Audio-Interface-Latenz einstellen: Puffergröße, Samplerate und der Weg unter 10 ms
Wer zum ersten Mal ein Instrument über den Rechner einspielt, merkt sofort, ob die Verzögerung stimmt. Der Anschlag ist da, der Ton kommt einen Wimpernschlag später. Ab etwa 12 Millisekunden leidet das Spielgefühl hörbar, unterhalb von 6 Millisekunden bemerkt es kaum jemand.
Puffergröße in Samples: der eigentliche Stellhebel
Die Puffergröße legt fest, wie viele Samples der Treiber sammelt, bevor er sie weiterreicht. Bei 48 kHz entsprechen 128 Samples rund 2,7 Millisekunden pro Richtung, 256 Samples rund 5,3 und 512 Samples rund 10,7. Eine Verdopplung halbiert die Rechenlast und verdoppelt die Verzögerung. Daraus folgt eine schlichte Arbeitsteilung: beim Einspielen 128 oder 256 Samples, beim Mischen 512 oder 1024, weil dann niemand mehr live spielt.

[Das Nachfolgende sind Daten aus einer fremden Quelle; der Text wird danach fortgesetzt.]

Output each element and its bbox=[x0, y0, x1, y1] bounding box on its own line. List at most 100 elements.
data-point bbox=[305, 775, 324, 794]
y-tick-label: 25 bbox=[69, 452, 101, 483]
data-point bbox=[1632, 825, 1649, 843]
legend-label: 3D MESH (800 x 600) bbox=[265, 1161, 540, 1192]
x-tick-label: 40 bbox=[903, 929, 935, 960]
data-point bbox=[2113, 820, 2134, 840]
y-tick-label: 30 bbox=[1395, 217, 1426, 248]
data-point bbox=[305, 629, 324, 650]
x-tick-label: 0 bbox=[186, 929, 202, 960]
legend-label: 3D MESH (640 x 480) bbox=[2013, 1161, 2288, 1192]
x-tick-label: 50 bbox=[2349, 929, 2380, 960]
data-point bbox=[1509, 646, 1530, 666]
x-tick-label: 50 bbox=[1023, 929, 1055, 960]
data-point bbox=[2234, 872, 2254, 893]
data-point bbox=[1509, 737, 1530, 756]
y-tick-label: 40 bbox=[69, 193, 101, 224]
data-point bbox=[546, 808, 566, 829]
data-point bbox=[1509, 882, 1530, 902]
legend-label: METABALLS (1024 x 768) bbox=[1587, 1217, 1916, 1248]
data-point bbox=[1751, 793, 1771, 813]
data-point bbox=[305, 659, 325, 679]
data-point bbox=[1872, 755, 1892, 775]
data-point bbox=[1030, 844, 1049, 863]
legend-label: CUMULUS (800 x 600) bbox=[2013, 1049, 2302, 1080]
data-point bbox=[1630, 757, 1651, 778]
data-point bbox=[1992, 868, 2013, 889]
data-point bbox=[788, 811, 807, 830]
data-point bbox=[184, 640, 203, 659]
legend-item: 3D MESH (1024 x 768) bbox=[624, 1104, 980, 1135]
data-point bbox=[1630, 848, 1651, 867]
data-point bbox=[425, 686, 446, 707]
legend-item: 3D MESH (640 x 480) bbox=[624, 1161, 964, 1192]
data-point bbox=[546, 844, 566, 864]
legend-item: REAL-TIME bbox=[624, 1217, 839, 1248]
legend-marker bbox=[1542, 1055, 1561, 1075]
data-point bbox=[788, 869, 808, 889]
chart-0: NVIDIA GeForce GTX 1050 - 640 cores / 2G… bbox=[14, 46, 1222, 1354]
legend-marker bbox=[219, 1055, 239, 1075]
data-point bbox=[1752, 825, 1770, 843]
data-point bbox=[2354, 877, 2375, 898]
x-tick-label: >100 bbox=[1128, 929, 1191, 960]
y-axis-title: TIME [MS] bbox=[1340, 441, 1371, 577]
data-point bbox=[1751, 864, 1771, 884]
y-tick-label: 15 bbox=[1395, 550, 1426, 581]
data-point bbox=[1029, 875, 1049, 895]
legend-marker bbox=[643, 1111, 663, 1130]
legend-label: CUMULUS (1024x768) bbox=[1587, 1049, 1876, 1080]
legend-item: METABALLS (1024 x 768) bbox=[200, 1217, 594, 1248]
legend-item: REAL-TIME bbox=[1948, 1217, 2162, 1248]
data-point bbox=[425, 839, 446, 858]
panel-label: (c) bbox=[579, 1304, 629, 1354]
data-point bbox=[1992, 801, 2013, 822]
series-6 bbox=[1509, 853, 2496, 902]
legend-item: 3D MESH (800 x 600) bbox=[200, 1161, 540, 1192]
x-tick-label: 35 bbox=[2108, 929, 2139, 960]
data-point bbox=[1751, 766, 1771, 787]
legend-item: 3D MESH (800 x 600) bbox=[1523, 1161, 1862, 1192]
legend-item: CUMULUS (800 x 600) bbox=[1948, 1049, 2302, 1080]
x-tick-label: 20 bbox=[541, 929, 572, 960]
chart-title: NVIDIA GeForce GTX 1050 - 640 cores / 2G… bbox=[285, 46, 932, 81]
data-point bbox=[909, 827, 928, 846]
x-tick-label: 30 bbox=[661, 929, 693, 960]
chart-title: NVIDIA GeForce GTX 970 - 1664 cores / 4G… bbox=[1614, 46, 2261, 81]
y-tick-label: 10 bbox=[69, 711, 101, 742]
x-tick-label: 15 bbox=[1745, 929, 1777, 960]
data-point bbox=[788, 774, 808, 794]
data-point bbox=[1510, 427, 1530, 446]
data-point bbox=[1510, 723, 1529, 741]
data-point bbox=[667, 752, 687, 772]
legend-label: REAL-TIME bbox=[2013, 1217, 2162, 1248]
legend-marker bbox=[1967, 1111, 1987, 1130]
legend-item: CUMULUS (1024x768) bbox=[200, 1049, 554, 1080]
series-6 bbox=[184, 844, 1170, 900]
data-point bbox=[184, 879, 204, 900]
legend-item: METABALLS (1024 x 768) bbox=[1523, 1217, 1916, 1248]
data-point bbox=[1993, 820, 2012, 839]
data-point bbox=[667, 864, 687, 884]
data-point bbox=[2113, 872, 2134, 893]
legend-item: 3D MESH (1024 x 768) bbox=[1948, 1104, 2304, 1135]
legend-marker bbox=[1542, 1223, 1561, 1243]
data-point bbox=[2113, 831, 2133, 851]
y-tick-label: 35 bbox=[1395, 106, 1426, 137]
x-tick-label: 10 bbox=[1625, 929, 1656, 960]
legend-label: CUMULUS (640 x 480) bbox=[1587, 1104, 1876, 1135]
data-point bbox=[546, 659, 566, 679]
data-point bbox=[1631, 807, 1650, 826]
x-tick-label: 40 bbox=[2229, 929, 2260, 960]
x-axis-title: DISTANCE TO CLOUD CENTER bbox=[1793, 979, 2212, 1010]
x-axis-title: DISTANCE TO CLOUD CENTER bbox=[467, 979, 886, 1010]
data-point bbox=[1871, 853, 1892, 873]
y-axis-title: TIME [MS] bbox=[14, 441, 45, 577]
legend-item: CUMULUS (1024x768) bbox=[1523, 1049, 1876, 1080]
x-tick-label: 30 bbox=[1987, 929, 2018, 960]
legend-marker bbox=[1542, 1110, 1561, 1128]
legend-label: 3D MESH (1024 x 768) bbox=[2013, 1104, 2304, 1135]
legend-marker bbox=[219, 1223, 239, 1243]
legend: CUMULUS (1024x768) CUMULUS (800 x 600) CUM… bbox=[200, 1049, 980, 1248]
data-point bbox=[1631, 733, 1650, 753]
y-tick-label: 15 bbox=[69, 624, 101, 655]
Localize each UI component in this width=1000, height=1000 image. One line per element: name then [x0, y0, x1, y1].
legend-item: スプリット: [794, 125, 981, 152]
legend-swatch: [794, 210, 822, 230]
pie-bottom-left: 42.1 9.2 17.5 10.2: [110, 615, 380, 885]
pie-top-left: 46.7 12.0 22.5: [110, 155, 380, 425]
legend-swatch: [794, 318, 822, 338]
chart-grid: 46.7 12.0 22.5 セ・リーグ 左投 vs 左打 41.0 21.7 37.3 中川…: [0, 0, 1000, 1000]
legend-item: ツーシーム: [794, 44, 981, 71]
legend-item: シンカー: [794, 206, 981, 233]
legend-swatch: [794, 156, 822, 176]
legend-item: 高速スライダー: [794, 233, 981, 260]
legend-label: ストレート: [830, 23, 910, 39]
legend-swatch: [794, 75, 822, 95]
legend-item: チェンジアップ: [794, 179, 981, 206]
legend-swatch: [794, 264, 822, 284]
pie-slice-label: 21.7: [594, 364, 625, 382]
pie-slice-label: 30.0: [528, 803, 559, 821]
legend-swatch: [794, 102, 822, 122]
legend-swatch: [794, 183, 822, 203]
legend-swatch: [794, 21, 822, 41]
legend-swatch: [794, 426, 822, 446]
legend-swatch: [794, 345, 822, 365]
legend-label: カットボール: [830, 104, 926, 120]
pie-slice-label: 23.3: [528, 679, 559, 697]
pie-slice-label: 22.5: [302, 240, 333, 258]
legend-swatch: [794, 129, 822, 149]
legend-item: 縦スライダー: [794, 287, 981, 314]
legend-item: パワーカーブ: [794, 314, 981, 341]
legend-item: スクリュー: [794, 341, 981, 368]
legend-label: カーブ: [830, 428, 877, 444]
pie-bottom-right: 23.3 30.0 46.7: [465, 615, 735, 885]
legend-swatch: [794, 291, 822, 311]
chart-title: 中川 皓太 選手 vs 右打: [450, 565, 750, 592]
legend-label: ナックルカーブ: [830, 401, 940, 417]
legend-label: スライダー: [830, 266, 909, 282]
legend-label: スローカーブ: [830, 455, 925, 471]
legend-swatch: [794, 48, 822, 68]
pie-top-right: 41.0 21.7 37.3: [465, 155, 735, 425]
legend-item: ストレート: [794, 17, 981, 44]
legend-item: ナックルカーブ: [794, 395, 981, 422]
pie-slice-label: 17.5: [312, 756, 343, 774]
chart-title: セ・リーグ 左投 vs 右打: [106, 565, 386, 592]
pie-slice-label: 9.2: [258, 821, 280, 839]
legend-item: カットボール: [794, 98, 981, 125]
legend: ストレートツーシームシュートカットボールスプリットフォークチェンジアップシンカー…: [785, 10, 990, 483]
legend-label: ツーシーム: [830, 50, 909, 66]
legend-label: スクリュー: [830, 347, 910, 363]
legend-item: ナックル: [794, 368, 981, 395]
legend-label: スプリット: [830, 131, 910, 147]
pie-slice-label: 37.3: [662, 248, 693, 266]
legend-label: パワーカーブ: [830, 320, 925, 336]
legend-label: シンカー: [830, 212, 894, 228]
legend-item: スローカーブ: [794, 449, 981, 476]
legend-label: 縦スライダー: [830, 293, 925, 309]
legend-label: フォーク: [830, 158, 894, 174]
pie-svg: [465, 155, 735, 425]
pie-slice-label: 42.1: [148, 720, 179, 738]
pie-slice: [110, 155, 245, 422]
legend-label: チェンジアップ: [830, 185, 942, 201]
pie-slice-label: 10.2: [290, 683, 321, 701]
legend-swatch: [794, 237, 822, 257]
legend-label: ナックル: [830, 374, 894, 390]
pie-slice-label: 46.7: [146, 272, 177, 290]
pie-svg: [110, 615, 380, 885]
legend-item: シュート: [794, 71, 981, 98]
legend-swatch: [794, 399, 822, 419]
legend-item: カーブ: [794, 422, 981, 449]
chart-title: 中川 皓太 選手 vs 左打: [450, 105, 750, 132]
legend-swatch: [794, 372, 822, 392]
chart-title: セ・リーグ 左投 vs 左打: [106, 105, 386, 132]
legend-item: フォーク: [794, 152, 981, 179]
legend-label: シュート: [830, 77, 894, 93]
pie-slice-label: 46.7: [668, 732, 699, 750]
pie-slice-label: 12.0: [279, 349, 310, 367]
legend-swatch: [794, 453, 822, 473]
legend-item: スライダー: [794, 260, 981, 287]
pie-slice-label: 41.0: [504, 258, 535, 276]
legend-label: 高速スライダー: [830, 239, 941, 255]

Ich stelle den Puffer zweimal pro Session um. Das kostet zehn Sekunden und erspart mir sowohl Knackser als auch schlechtes Timing.
Samplerate 48 kHz: warum sie im Heimstudio genügt
96 kHz halbiert zwar die Pufferzeit bei gleicher Samplezahl, verdoppelt aber Datenmenge und Prozessorlast. Der hörbare Gewinn ist bei üblichen Wandlern gering, der Aufwand real. 48 kHz bei 24 Bit ist die vernünftige Grundeinstellung, 44,1 kHz nur dann, wenn ein Projekt es ausdrücklich verlangt.
Round-Trip-Latenz messen statt schätzen
Die angezeigte Latenz Ihrer Software ist eine Schätzung. Messen Sie stattdessen: Ausgang mit einem kurzen Kabel auf den Eingang legen, einen Klick aufnehmen, die Verschiebung in Samples ablesen und durch die Samplerate teilen. Was Sie dabei häufig finden:
- Wandlerlaufzeit, die im Treiber nicht mitgezählt wird
- Plug-ins mit Look-ahead, die zusätzliche Verzögerung erzeugen
- ein aktiviertes Effektmonitoring, das den Weg verlängert
Wer trotz kleinem Puffer Aussetzer hört, sollte zuerst die Energieeinstellungen des Rechners prüfen und drahtlose Geräte abschalten. Diese beiden Maßnahmen bringen oft mehr als ein neues Gerät, und sie kosten nichts.